Is Aspergers isolating for families? I hear daily from people with children or relatives who have Aspergers. It seems that for many, the condition isolates the majority of family members, even extended ones. This has piqued my curiosity and I smell some research coming on.
One thing I have really noticed is the frequently desperate voice of people caring for Aspergers kids. Desperate for information and support, the carers seek comfort in chatting with others who understand the dynamics of a home where Aspergers social skills take dominance.
There are plenty of academic, text and parenting books around about Aspergers but I have not found a single book containing the multiple voices of non-aspergers family members affected by the meltdowns and impaired social skills of the person with Aspergers: a support group book if you like.
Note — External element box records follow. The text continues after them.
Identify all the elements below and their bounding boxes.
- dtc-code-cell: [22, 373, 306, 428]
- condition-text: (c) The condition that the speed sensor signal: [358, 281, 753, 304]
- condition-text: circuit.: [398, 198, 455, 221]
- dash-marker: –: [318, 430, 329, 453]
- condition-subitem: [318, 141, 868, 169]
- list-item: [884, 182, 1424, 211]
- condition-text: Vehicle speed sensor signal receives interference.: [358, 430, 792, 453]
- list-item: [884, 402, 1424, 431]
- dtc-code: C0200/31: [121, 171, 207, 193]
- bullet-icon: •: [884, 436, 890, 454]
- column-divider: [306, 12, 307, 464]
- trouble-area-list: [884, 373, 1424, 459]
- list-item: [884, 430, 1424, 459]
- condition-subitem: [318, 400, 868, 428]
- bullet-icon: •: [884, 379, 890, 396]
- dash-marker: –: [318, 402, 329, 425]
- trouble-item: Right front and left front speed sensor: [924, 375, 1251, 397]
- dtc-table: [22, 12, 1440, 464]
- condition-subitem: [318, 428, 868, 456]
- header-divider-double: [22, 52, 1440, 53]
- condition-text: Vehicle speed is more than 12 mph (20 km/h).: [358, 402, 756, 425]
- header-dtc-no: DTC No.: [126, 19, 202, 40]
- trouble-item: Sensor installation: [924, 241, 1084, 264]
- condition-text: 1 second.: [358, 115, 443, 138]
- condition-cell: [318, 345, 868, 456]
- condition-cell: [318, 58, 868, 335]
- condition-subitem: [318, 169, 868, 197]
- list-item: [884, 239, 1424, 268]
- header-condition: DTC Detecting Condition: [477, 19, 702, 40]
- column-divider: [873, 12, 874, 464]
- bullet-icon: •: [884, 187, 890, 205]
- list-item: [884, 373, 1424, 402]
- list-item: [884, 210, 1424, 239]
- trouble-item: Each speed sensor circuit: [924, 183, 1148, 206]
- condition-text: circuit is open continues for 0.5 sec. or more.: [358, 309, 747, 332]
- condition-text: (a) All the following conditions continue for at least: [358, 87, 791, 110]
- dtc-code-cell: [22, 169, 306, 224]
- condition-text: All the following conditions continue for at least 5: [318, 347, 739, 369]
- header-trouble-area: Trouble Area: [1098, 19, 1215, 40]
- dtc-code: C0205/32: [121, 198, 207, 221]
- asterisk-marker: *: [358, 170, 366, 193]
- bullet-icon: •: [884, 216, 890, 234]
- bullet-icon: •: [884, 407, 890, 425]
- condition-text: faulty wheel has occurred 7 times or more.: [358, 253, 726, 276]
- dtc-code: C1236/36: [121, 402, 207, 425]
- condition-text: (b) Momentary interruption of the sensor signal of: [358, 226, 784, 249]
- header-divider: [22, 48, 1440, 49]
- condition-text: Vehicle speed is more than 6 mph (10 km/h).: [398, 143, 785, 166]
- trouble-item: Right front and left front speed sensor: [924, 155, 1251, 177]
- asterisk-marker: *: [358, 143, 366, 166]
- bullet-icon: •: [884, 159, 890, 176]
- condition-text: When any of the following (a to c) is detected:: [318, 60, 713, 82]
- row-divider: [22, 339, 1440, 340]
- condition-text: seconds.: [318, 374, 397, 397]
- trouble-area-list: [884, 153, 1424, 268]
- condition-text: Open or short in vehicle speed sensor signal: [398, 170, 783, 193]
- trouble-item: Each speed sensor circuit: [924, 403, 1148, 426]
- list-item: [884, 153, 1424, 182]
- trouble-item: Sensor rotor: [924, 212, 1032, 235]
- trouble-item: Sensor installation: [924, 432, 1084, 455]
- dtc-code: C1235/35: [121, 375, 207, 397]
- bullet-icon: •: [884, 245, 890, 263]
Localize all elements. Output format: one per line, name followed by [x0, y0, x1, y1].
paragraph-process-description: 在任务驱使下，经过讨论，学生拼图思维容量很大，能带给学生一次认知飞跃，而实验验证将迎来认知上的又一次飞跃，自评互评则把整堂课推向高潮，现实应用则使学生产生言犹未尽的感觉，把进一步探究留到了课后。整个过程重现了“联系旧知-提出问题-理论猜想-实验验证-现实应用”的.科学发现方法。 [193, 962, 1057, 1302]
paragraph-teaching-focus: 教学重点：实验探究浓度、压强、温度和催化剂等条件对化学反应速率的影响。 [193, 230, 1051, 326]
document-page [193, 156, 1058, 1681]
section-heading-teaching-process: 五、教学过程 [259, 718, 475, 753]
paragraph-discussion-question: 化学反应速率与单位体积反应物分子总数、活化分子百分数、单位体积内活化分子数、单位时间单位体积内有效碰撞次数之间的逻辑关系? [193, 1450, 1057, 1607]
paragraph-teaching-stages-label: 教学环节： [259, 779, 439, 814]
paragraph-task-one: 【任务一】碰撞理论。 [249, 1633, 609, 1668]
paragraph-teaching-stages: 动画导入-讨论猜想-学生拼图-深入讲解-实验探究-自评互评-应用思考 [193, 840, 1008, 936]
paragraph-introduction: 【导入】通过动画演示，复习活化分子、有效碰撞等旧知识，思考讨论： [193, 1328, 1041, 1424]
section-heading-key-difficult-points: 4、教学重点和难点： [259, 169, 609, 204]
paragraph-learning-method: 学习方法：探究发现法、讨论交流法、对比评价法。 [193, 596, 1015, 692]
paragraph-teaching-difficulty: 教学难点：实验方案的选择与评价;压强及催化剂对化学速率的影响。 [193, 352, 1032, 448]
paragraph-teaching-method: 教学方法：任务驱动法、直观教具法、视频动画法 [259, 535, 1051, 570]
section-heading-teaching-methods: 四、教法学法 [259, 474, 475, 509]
How do you cope with friends who label your Aspergers family member as naughty, rude or lazy? What is it like in your family when the meltdowns last for hours? How do you recover from the obsessions, anxiety or isolation when your Aspergers loved one refuses to leave the house? These are questions I receive from readers who are just beginning the Aspergers paved road leading toward having a different life.
At times, I have used creative and formal writing as my sanity sanctuary (Parenting a child with Asperger's Syndrome and Living with Autism). At other times I ring my partner and vent on him (he doesn’t want to come home then!!). I research, read and seek out different strategies of coping. I reframe my child’s behaviour and accept that this is our family life: different and focused on preparing our son for a life where he will always be viewed as a little strange. The best thing has been the contacts with others throughout the world who are going through similar situations as us. Hearing of their life, their difficulties, their ways of coping and adjusting has given me strength. I owe an enormous amount of gratitude to Elisheva at Ragamuffin Studies: she came into my blogosphere life on a day where I wondered if I’d make it through without going stark raving mad. Talking with another adult who instantly recognised the challenges of Aspergers parenting and home schooling has cemented a friendship that I hope will eventuate in meeting face to face.
I value and appreciate those people that contact and tell me of their journeys. We have rich material that can help each other and I would love to see someone collect our data and turn it into a support handbook for other parents of children with Aspergers.
Is Asperegrs isolating for your family? Would reading a book about the experiences of others be helpful?